2013年3月31日日曜日

社交スキルを周り全体が教える

 名古屋でアイズサポートという療育支援の会社が、3周年記念講演を行われるという事で、昨日土曜日に参加させて頂きました。実は地元の中日新聞でも取り上げられておりまして、名古屋でも色々療育支援の会社が育ってきていて、本当に嬉しい事です。親からしたらやっぱり療育も選択肢がないと。
 金沢大学名誉教授の久野能弘先生も午後から発表されていました。失礼なこと言いますが、久野先生のインパクトに圧倒させられましたね。これが面白い、面白い。面白すぎてついお昼ご飯までついご一緒させて頂いたんです。毒舌って言うんですかね。痛烈な批判も大きな声で実名を出してガンガン言ってしまう。「あれ(ある有名なABAの療育家のサービス)やっとったら、子供がダメになるぞ。」とか、「臨床心理士のの○○知ってるか(たくさん本も執筆されている超有名な方です)?あれだけ嘘がつければそりゃ本も売れるわ。・・・あれの患者さん死んだよ。人を助けるより殺した方が多いんちゃうか。」とか、他にも次から次へと敵を作ってらっしゃる。さらに、「だから俺は不適応を起こしてクビになって・・・」なんて言われて、生徒さんから「(クビじゃなくて)退官されたんですって」と。やはりこういった他者批判から自己卑下のコメントまで含めて、久野先生ならではの会話のサービスというか、ボケと突っ込みのボケということでしょうかね。聞き手が突っ込むことが期待されている。この辺関西育ちじゃないと難しいですよね。私はぼんやりしている系なので、「そうじゃないですよ。」とか否定したり突っ込まなきゃ行けないところでも「はあ。そうですね。」なんて同意してしまったりして、聞き手スキルというか適切な社交スキルが育っていない。せっかくの会話を膨らますことができてない。「すみません。うなずく所じゃないですね。」と言うと、「日本ではうなずいとったら生きておれへんぞ。」と、ぴしゃり。やっぱり頭も切れる。先生は毎日ブログも書かれているようで、面白いので読んでみて下さい。
 アイズサポートの代表の伊藤さんの講演も大変丁寧で良かったですよ。4年目に突入ということですが、一つ一つ丁寧にケースを考えておられるようで、真摯で真面目な姿勢が印象的でした。こういった療育の場が本当に増えると良いと思います。
 ところで社交スキルと言えば、お客さんで高機能の方の就労支援、ジョブコーチをされている方からの質問で、面白いものがありました。「緊張すると笑ってしまう人がいる。会社の上司や同僚にも、障害があって笑ってしまっていることをきちんと説明しておいてあるが、頭では理解しているのと、実際にそれを経験するのは違い、笑われるとストレスが溜まってしまう。」ということでした。そうですね。日本では一般に我慢する文化というか、多少のストレスでは口に出さずに我慢してしまう良い人が多いです。逆に言えば、ストレスを徐々に溜め込んで後で切れてしまう人(健常の人)もいますよね。
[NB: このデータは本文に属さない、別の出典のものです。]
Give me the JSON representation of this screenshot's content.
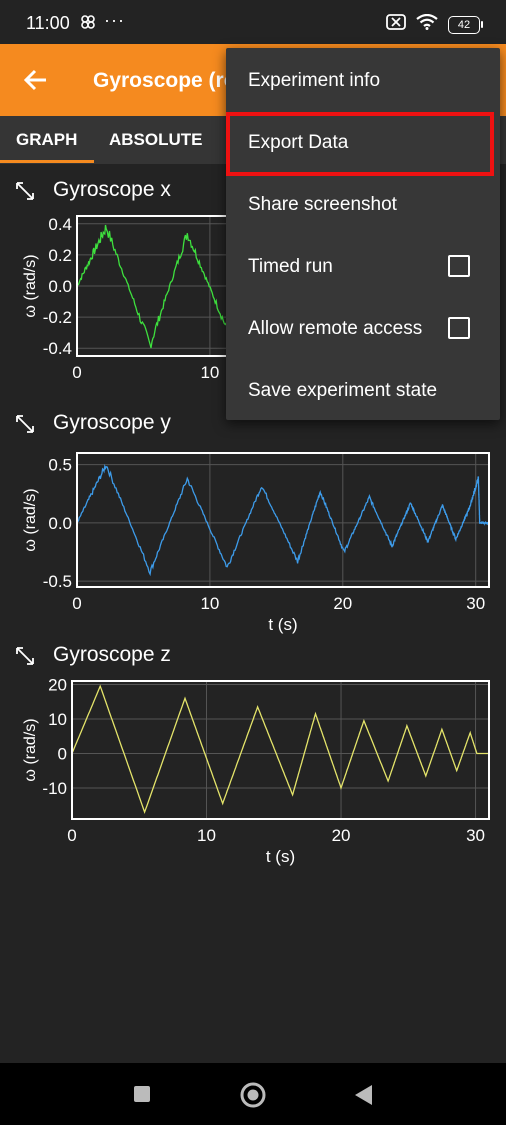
{
  "status": {
    "time": "11:00",
    "dots": "···",
    "battery": "42"
  },
  "toolbar": {
    "title": "Gyroscope (rotation rate)"
  },
  "tabs": [
    {
      "label": "GRAPH"
    },
    {
      "label": "ABSOLUTE"
    }
  ],
  "menu": {
    "items": [
      {
        "label": "Experiment info"
      },
      {
        "label": "Export Data"
      },
      {
        "label": "Share screenshot"
      },
      {
        "label": "Timed run"
      },
      {
        "label": "Allow remote access"
      },
      {
        "label": "Save experiment state"
      }
    ]
  },
  "colors": {
    "accent": "#f58a1f",
    "x_series": "#3ee03e",
    "y_series": "#3d9be9",
    "z_series": "#e4e46a",
    "highlight": "#ee1111"
  },
  "chart_data": [
    {
      "type": "line",
      "title": "Gyroscope x",
      "xlabel": "",
      "ylabel": "ω (rad/s)",
      "xlim": [
        0,
        31
      ],
      "ylim": [
        -0.45,
        0.45
      ],
      "xticks": [
        "0",
        "10"
      ],
      "yticks": [
        "0.4",
        "0.2",
        "0.0",
        "-0.2",
        "-0.4"
      ],
      "series": [
        {
          "x": [
            0,
            2.2,
            5.5,
            8.3,
            11.3
          ],
          "values": [
            0.0,
            0.38,
            -0.38,
            0.34,
            -0.28
          ]
        }
      ]
    },
    {
      "type": "line",
      "title": "Gyroscope y",
      "xlabel": "t (s)",
      "ylabel": "ω (rad/s)",
      "xlim": [
        0,
        31
      ],
      "ylim": [
        -0.55,
        0.6
      ],
      "xticks": [
        "0",
        "10",
        "20",
        "30"
      ],
      "yticks": [
        "0.5",
        "0.0",
        "-0.5"
      ],
      "series": [
        {
          "x": [
            0,
            2.2,
            5.5,
            8.3,
            11.3,
            13.9,
            16.6,
            18.3,
            20.1,
            22.0,
            23.7,
            25.1,
            26.4,
            27.5,
            28.5,
            29.5,
            30.2,
            30.3,
            30.5,
            31
          ],
          "values": [
            0.0,
            0.5,
            -0.42,
            0.38,
            -0.38,
            0.32,
            -0.33,
            0.27,
            -0.25,
            0.22,
            -0.2,
            0.17,
            -0.16,
            0.15,
            -0.14,
            0.12,
            0.38,
            0.0,
            0.0,
            0.0
          ]
        }
      ]
    },
    {
      "type": "line",
      "title": "Gyroscope z",
      "xlabel": "t (s)",
      "ylabel": "ω (rad/s)",
      "xlim": [
        0,
        31
      ],
      "ylim": [
        -19,
        21
      ],
      "xticks": [
        "0",
        "10",
        "20",
        "30"
      ],
      "yticks": [
        "20",
        "10",
        "0",
        "-10"
      ],
      "series": [
        {
          "x": [
            0,
            2.1,
            5.4,
            8.4,
            11.2,
            13.8,
            16.4,
            18.1,
            20.0,
            21.7,
            23.5,
            24.9,
            26.3,
            27.5,
            28.6,
            29.6,
            30.1,
            30.4,
            31
          ],
          "values": [
            0,
            19.5,
            -17,
            16,
            -14.5,
            13.5,
            -12,
            11.5,
            -10,
            9.5,
            -8,
            8,
            -6.5,
            7,
            -5,
            6,
            0,
            0,
            0
          ]
        }
      ]
    }
  ]
}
こういう場合には、「障害があるから、緊張すると笑ってしまうんだよ。」ということだけではなく、では笑ってしまった場合に上司や同僚としてどうやって接したら(教えたら)良いのかまで説明し、見本を見せると良いでしょう。
 具体的にはその人によって違うので、質問に出られた方にはどういった接し方が一番良いのかは分かりませんが、例えば「今笑っているの分かる?今は注意している時だから、笑っても良い時?じゃあどういう表情が適切かな?そうそう。やればできる。じゃあやり直してみよっか。」などと、上司や同僚の前で、間違いが起こった時点で、社交スキルの練習をするわけです。(人前で注意されることに敏感なクライエントさんもいるので、人前で恥をかかせないように、批判的な言い方にならないように注意してください。それから、本人との信頼関係が育っていない場合には難しいので注意してください。強化を繰り返して行く事で信頼関係は築けます。)こうやって周囲に社交スキルの教え方を(プロンプトや強化の仕方)教えることで、ストレスを我慢している上司や同僚の方には、「ああ、こうすれば良いのか。」というやり方がわかります。何度も見本をみせると良いです。
 意外ですが、上司や同僚のスキルの上達も重要なのです(他の社員の教育にも役立ったりして)。もちろん本人の社交スキルが上がる事も大切なのですが、「緊張すると笑ってしまう」という時点で、他にも社交スキルの欠如で他の人にストレスをかけている場面が色々とあるはずです。そんなに簡単に社交スキルが全般に改善することは稀なので、逆に周りがどうすれば上手くストレスを溜めずに、本人の行動を直させるか覚える事も重要です。口で「障害がある」と説明するのでは足りませんので、どうするのか具体的に見本を見せることが必要でしょう。